One of my regular customers asked me if I could stop by on Friday morning to have a word with a salesman about phone service.
What was he pushing initially? Yep, trying to sign them up to go totally VoIP. The sales patter just kept rolling out as he emphasized "moving forward by going digital" over and over.
I asked him if he could guarantee quality of service with VoIP. Apparently, yes! :rolleyes: I quizzed him further. It seems his company is installing dedicated fiber links
just for VoIP between its centers, so they can regulate traffic to maintain quality. That may or may not be true, I don't know, but it's of little significance since this company's nearest plant is miles away.
I asked him how that guaranteed service worked after the traffic left his company's network and encountered all the usual contention issues on the net out to our rural neck of the woods. I pointed out that there was no way he could guarantee a maximum packet transit time through parts of the network his company did not control. I'm not even quite sure he understood what I was talking about.
After a few more attempts with the usual sales bluff, I told him flat out that there is no way I'm going to recommend that the business goes over to VoIP as its sole telephone service. Calls which will "probably be O.K. most of the time" just ain't good enough.
Clearly deciding that he wasn't going to get a VoIP sale, he then started in on ISDN and multi-voice channels, a complex equipment lease-purchase scheme, and a call package which while offering reduced rates on the calls themselves would leave them no better off than they are now. In fact as we've just managed to get an extra 25% discount on all calls from BT for volume, they'd probably have been worse off.
We're talking about a backstreet store in a small town here, which at the moment has two POTS lines, one with DSL. The place seldom has more than two people working in there at a time, sometimes only one.

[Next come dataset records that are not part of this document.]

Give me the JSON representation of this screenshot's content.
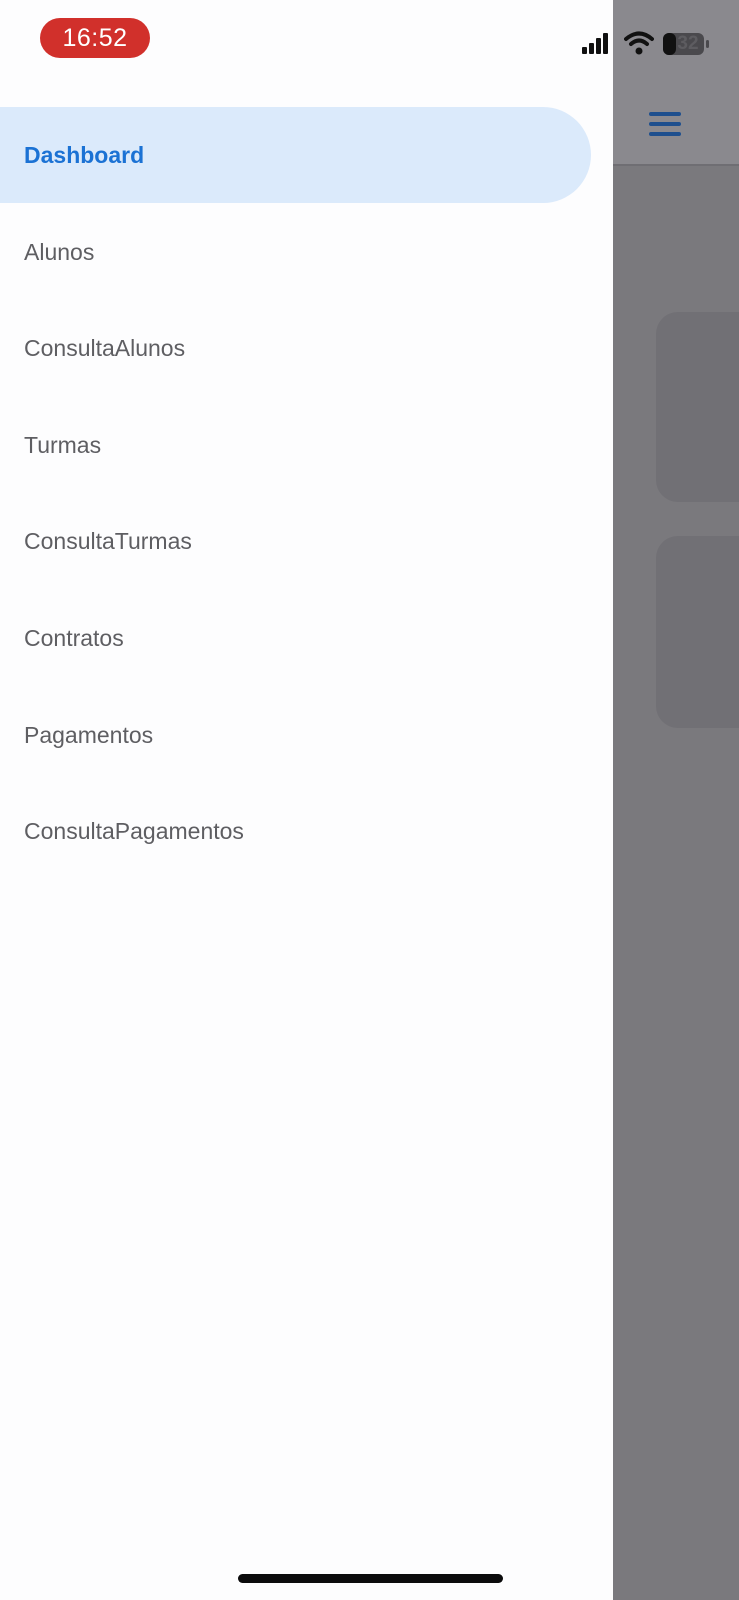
{
  "status_bar": {
    "time": "16:52",
    "battery_level": "32",
    "signal_icon": "signal-bars-icon",
    "wifi_icon": "wifi-icon",
    "battery_icon": "battery-icon"
  },
  "colors": {
    "accent": "#1b72d4",
    "active_item_bg": "#dbeafb",
    "scrim": "#7a797d",
    "time_pill": "#d1302b"
  },
  "drawer": {
    "items": [
      {
        "label": "Dashboard",
        "active": true
      },
      {
        "label": "Alunos",
        "active": false
      },
      {
        "label": "ConsultaAlunos",
        "active": false
      },
      {
        "label": "Turmas",
        "active": false
      },
      {
        "label": "ConsultaTurmas",
        "active": false
      },
      {
        "label": "Contratos",
        "active": false
      },
      {
        "label": "Pagamentos",
        "active": false
      },
      {
        "label": "ConsultaPagamentos",
        "active": false
      }
    ]
  },
  "background_app": {
    "menu_icon": "hamburger-menu-icon"
  }
}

The final kicker was that his company could completely take over the existing two analog lines, again with a complicated equipment lease package to "move them forward" with modern equipment. One of the partners in the company jumped in at this point and asked about repair, how quickly engineers could come out for line faults etc.
I know what the answer
should have been, but according to the salesman they have engineers all over the country ready to pounce at a moment's notice who deal with all faults themselves.
Wrong! In this backwoods part of Norfolk all the local loops and C.O. plant is still entirely owned by BT. Any other company "taking over" a line really does so in name and accounting only, since faults have to be reported to BT's relatively new OpenReach division for action.
I don't have to tell you my recommendation, do I?
Originally posted by EV607797:
In my area, we are paying about 30% in local, state and federal taxes for a land line.
Over here the only
visible tax which is added to the bill is 17.5% VAT (sales tax). Of course, the phone companies have so many license fees and other taxes to pay that they just increase the basic rates to cover them.
So while the U.K. system makes it
look cheaper with just the one tax, I can't help feeling that the U.S. billing with the taxes broken down gives a better indication of where all the money is going.
As I've said about the cost of gasoline over here, if everybody was handed a bill which said "Fuel £2.50, tax £7.50" it would open a few eyes (and those proportions are about right).
Please deposit twenty five cents for the next three minutes...
Ding-ding........Ding-ding.........Ding! (Sorry, I didn't have any quarters!